Developers behind a bid to site a farm shop and steak barn near the entrance to Piperdam in Angus must wait a while to be grilled by councillors on their plan.
Forest Energy Scotland lodged the bid for a woodland site beside the A923 Dundee to Coupar Angus road last June.
But their scheme for the farm shop, restaurant, biomass plant and a staff house was rejected by Angus Council planners at the end of last year.
The Mullin’s steak barn branded application drew almost 300 letters of representation – 101 objecting to the proposal but nearly twice as many in support.
The applicants said they wanted to create the business to tap into the multi-million pound Angus food and drink sector, deliver new employment prospects and add to the offering for the Piperdam community built up around the luxury resort north of Dundee.
Their plans envisage a 140-seater restaurant with two additional bothy rooms and outside seating.]
A café with seating for 100 and farm shop offering local produce are also in the scheme.
Angus Council’s own economic development unit backed the plan.
It said the development would create a “platform to highlight locally sourced produce in a sustainable way, which would both benefit the local area and support the wider economy.
“In addition, the staff accommodation and the provision of new jobs is a significant benefit to the local economy,” it said.

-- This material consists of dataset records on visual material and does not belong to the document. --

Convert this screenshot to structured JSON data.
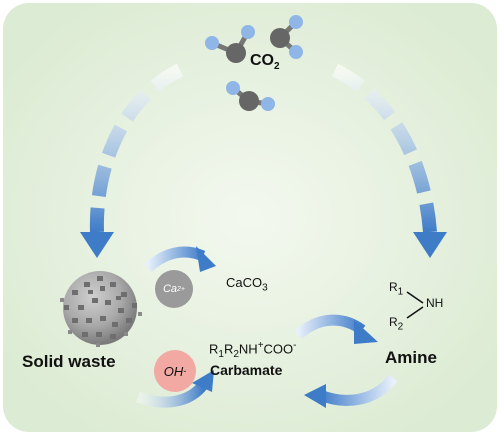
{
  "co2": {
    "main": "CO",
    "sub": "2"
  },
  "caco3": {
    "main": "CaCO",
    "sub": "3"
  },
  "ca_ion": {
    "main": "Ca",
    "sup": "2+"
  },
  "oh_ion": {
    "main": "OH",
    "sup": "-"
  },
  "solid_waste": "Solid waste",
  "amine": {
    "label": "Amine",
    "r1": "R",
    "r1_sub": "1",
    "r2": "R",
    "r2_sub": "2",
    "nh": "NH"
  },
  "carbamate": {
    "label": "Carbamate",
    "formula": {
      "r1": "R",
      "r1_sub": "1",
      "r2": "R",
      "r2_sub": "2",
      "nh": "NH",
      "plus": "+",
      "coo": "COO",
      "minus": "-"
    }
  },
  "colors": {
    "panel": "#e4f0dc",
    "arrow_blue": "#3f7cc8",
    "atom_carbon": "#666666",
    "atom_oxygen": "#8fb6e6",
    "ca_circle": "#9a9a9a",
    "oh_circle": "#f2a8a3"
  }
}
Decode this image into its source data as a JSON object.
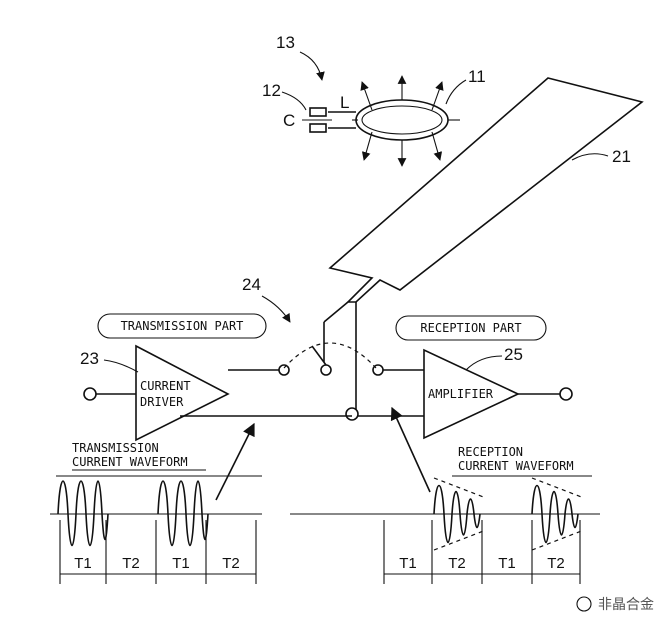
{
  "refs": {
    "r13": "13",
    "r12": "12",
    "r11": "11",
    "r21": "21",
    "r24": "24",
    "r23": "23",
    "r25": "25"
  },
  "coil": {
    "c_label": "C",
    "l_label": "L"
  },
  "transmission": {
    "part_label": "TRANSMISSION PART",
    "driver_line1": "CURRENT",
    "driver_line2": "DRIVER",
    "waveform_line1": "TRANSMISSION",
    "waveform_line2": "CURRENT WAVEFORM",
    "timing": [
      "T1",
      "T2",
      "T1",
      "T2"
    ]
  },
  "reception": {
    "part_label": "RECEPTION PART",
    "amplifier_label": "AMPLIFIER",
    "waveform_line1": "RECEPTION",
    "waveform_line2": "CURRENT WAVEFORM",
    "timing": [
      "T1",
      "T2",
      "T1",
      "T2"
    ]
  },
  "watermark": "非晶合金"
}
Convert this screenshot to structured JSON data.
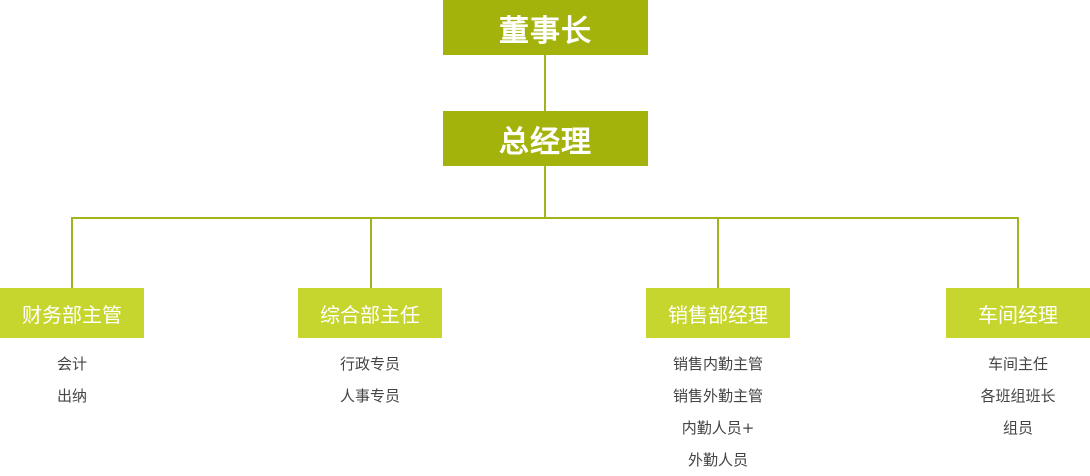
{
  "chairman": "董事长",
  "general_manager": "总经理",
  "departments": [
    {
      "title": "财务部主管",
      "members": [
        "会计",
        "出纳"
      ]
    },
    {
      "title": "综合部主任",
      "members": [
        "行政专员",
        "人事专员"
      ]
    },
    {
      "title": "销售部经理",
      "members": [
        "销售内勤主管",
        "销售外勤主管",
        "内勤人员+",
        "外勤人员"
      ]
    },
    {
      "title": "车间经理",
      "members": [
        "车间主任",
        "各班组班长",
        "组员"
      ]
    }
  ],
  "colors": {
    "top_box": "#a3b30c",
    "dept_box": "#c6d62e",
    "connector": "#a3b31e",
    "member_text": "#444444"
  }
}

However, Scottish Forestry objected over the loss of woodland in an area covered by a legally binding restocking obligation.
Muirhead, Birkhill and Liff Community Council also raised concerns around issues including noise, traffic safety and drainage.
The main points of concern among individual objectors included fears over the impact on the Piperdam resort and a potential jobs displacement from there.
Others worry it could create a precedent for further development.
There were also concerns around the impact on wildlife including protected species including red squirrels, badgers and bats.
The flood of support included a potential tourism boost and a new addition to the local business offering.
A number of Dundonians said the good transport links to Piperdam would encourage them to visit and backers also cited healthy competition as a good thing.
But the proposal was knocked back at the end of December for breaching the local plan.
Planners slated the design of the proposal as “poor” and said there was no justification for a staff house.
“Little attempt has been made to design the building in a manner that would allow it to make a positive contribution to the rural landscape,” said the planning decision.
“This application proposes development on land that is otherwise protected as open space by Angus local development plan policy.
“It would result in a development that would have an adverse impact on the setting and environment of Piperdam, and would give rise to adverse landscape and visual impact.
“No information has been submitted to demonstrate that the development would enhance or maintain the recreational and tourism potential of the golf course and associated facilities.
“The design quality of the proposal is poor…the proposal is contrary to the development plan and there are no material considerations that justify approval.”
The knockback led to the applicants appealing the refusal to Angus Council’s development management review committee.
They were due to consider the bid on Tuesday, but agreed a site visit was necessary to see for themselves the planned location.
It will go ahead in due course before coming back to the committee for consideration.